Arkansas law requires real estate agents to clearly disclose to all parties in a real estate transaction which party(s) he or she is representing. Real Estate Agents typically represent Sellers but can also represent Buyers as well as both Buyers and Sellers. Information about the different types of real estate representation practiced in Arkansas is listed below. You may be asked to sign an Agency Representation Disclosure Form to confirm that the Real Estate Agent identified on the form disclosed to you before you signed any document related to the transaction who he or she is representing in a real estate transaction.

What Does It Mean to Represent A Seller?

A real estate agent who enters into an agreement to sell property for an owner is known as the “Listing Agent” or “Agent for the Seller.”  A Listing or Seller’s Agent represents the Sellers in the transaction.  That means that the Listing or Seller’s Agent may assist the Buyer who is not represented in purchasing the property, but the Listing or Seller’s Agent’s primary duty is to protect and promote the interests of the Seller. As a Buyer not represented by a Real Estate Agent  you should keep any information that may place you at a disadvantage in negotiations confidential and undisclosed to the Seller or the Seller’s Agent since that Seller’s Agent has a duty to pass that information on to the Seller.  Confidential information may include the Buyer’s real estate needs or motivations, the highest price the Buyer is willing to offer, negotiating strategies or tactics, or financial situation.

What Does It Mean to Represent A Buyer?

A real estate agent who enters into an agreement to only represent the Buyer in a real estate transaction is known as the “Buyer’s Agent.”  A Buyer’s Agent represents the Buyer in the transaction.  That means that the Buyer’s Agent may assist the Seller who is not represented in selling the property, or deal with the Seller’s Agent, but the Buyer’s Agent’s primary duty is to protect and promote the interests of the Buyer.  As a Seller not represented by a Real Estate Agent you should keep any information that may place you at a disadvantage in negotiations confidential and undisclosed to the Buyer or the Buyer’s Agent since that Buyer’s Agent has a duty to pass that information on to the Buyer. Confidential information may include the Seller’s reason or motivation for selling, the lowest price the Seller will accept, negotiating strategies or tactics, or financial situation.

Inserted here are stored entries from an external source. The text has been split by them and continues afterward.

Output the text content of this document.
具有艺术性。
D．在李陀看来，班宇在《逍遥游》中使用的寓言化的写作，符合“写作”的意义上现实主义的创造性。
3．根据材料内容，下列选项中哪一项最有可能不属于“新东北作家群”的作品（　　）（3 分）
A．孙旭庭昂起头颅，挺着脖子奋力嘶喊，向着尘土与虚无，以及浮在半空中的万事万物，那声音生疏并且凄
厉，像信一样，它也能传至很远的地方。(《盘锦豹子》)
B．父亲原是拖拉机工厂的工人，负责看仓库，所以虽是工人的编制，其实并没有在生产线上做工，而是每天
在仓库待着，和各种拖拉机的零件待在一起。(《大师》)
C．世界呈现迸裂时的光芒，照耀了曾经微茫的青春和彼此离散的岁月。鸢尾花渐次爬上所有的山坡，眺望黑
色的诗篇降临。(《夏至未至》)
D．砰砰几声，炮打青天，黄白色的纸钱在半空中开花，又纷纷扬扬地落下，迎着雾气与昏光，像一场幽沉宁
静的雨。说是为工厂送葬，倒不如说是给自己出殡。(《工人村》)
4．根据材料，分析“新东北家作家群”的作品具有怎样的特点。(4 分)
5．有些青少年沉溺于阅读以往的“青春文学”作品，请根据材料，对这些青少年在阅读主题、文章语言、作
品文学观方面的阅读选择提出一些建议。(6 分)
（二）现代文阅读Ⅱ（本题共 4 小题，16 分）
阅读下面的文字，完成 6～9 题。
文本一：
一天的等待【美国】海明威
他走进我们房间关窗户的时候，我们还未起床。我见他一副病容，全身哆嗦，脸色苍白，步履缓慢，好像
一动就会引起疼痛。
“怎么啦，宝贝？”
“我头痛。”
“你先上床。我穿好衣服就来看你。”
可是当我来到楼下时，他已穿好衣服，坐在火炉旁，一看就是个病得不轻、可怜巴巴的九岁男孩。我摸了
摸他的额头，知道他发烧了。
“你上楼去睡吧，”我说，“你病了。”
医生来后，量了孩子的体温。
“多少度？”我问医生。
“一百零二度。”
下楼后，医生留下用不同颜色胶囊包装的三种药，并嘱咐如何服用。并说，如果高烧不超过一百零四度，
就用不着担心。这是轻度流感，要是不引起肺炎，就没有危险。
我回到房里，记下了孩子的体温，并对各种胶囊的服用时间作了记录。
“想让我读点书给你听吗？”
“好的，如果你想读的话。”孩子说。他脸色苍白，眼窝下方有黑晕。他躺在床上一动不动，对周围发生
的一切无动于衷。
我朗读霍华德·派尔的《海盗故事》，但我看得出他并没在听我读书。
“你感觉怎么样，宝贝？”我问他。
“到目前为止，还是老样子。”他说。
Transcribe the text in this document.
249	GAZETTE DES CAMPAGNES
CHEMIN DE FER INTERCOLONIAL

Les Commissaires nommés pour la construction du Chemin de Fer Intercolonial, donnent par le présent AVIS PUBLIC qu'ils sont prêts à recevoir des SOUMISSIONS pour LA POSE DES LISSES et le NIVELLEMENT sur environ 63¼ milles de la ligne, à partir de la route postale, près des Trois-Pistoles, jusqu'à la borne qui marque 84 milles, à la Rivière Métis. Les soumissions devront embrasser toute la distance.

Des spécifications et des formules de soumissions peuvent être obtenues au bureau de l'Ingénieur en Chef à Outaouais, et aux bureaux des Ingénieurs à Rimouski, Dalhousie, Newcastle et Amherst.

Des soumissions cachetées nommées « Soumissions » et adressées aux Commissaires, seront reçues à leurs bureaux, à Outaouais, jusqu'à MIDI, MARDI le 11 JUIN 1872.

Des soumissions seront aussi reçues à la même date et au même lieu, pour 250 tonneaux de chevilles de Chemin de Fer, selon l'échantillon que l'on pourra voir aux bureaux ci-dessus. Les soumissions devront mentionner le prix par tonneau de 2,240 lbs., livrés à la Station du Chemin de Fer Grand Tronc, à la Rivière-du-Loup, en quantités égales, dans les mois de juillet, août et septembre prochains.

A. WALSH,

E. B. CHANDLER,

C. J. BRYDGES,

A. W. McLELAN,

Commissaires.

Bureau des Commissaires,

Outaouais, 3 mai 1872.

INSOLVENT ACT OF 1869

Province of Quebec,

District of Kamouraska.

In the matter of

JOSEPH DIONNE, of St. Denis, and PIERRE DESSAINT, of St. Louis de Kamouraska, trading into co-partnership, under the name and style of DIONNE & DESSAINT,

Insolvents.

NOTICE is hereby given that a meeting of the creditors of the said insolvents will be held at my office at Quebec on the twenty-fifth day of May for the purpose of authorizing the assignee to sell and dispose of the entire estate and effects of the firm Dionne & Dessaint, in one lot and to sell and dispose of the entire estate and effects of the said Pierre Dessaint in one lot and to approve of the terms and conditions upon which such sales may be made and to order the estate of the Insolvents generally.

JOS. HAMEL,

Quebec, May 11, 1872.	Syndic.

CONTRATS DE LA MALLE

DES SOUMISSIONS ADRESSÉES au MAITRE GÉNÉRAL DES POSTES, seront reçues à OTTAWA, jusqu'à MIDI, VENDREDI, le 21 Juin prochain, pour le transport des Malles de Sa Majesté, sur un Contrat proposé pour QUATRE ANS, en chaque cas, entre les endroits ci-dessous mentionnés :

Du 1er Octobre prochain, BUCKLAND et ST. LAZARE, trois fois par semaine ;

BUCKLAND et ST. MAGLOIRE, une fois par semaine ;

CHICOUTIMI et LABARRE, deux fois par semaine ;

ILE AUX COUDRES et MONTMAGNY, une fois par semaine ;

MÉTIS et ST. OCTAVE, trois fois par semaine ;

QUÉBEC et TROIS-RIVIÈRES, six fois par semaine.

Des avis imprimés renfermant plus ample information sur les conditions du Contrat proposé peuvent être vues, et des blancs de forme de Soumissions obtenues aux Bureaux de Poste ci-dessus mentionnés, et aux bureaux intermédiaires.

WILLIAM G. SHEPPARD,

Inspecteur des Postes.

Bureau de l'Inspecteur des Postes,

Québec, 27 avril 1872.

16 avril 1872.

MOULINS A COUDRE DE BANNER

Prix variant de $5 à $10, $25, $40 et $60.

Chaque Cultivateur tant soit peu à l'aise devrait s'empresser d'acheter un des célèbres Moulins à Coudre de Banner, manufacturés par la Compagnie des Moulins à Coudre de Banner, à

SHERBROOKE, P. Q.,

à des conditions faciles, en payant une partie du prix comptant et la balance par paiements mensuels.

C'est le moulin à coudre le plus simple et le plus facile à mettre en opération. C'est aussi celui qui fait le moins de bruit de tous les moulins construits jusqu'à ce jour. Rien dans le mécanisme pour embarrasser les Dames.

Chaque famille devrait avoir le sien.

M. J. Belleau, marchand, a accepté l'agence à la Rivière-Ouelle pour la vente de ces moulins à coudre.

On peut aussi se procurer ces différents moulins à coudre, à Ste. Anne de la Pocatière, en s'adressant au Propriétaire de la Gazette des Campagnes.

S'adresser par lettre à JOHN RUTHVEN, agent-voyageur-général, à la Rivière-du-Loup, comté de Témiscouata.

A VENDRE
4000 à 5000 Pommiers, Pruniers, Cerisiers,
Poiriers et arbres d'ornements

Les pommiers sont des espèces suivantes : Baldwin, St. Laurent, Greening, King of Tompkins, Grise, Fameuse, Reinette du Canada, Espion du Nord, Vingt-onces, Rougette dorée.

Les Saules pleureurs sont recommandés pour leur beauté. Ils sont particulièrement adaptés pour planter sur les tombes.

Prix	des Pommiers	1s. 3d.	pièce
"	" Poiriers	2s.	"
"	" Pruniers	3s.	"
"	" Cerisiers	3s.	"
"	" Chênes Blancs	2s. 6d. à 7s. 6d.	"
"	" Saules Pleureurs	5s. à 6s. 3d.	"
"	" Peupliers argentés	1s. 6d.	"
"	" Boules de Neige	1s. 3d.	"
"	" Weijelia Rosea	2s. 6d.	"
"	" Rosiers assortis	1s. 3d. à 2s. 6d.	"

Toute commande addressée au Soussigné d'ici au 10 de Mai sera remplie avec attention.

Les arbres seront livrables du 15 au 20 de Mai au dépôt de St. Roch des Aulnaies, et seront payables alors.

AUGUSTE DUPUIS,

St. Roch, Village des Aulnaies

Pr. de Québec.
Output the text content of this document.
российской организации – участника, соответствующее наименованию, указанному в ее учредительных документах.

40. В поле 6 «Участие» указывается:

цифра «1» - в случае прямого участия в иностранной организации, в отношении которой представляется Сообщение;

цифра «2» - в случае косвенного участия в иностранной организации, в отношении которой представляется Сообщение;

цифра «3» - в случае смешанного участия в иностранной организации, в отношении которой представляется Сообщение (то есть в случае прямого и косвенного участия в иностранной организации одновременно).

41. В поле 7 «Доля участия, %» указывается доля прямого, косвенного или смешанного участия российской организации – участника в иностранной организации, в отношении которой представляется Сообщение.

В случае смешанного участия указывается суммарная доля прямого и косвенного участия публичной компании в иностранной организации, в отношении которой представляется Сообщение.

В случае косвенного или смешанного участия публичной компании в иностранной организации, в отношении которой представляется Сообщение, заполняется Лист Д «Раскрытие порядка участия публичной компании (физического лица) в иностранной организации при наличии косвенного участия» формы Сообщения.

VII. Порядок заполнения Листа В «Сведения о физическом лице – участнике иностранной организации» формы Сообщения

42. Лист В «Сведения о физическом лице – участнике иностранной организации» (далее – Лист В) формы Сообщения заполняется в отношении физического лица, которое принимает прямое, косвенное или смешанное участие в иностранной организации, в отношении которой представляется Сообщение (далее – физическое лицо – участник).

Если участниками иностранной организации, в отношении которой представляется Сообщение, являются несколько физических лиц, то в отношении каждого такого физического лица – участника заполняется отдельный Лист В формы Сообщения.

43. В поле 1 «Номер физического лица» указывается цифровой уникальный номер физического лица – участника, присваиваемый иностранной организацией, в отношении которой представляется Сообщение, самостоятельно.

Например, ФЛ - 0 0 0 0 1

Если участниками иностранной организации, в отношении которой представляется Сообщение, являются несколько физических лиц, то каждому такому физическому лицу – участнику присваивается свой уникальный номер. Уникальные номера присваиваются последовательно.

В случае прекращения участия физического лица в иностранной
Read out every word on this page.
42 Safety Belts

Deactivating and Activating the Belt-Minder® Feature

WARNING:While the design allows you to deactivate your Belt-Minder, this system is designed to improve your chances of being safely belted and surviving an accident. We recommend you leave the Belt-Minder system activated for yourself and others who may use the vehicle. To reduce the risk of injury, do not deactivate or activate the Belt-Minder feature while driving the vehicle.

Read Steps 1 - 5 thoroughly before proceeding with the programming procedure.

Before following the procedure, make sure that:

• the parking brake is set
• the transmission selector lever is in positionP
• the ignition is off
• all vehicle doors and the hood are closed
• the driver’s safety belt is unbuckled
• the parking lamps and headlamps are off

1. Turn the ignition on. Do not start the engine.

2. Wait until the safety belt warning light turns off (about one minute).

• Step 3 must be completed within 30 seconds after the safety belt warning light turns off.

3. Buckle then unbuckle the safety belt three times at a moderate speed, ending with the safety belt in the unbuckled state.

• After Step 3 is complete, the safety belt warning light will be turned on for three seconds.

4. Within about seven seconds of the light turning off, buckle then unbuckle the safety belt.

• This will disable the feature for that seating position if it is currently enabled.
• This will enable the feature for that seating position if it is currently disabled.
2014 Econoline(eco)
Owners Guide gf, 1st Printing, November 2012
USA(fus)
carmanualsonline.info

What Does It Mean to Represent Both Seller and Buyer?

A Real Estate Agent who enters into an agreement to represent the Seller and also enters into an agreement to represent the Buyer in the same transaction is known as a “Dual Agent.”  A Dual Agency most frequently occurs when a Real Estate Agent or Agents within the same real estate firm represent both Seller and Buyer in the same transaction.  Both Seller and Buyer must have given their written consent to such dual representation prior to or at the time of execution of any Agency Agreement, Listing Agreement, or Real Estate Contract.  Both Seller and Buyer should be aware that a possible conflict of interest may exist in this type of representation.  A Dual Agent limits the duties described above in representing the Seller and Buyer by written agreements found in the Agency Agreement, Listing Agreement, or Real Estate Contract.  For instance, when representing both Seller and Buyer the Dual Agent would not disclose to one party confidential information obtained from the other party.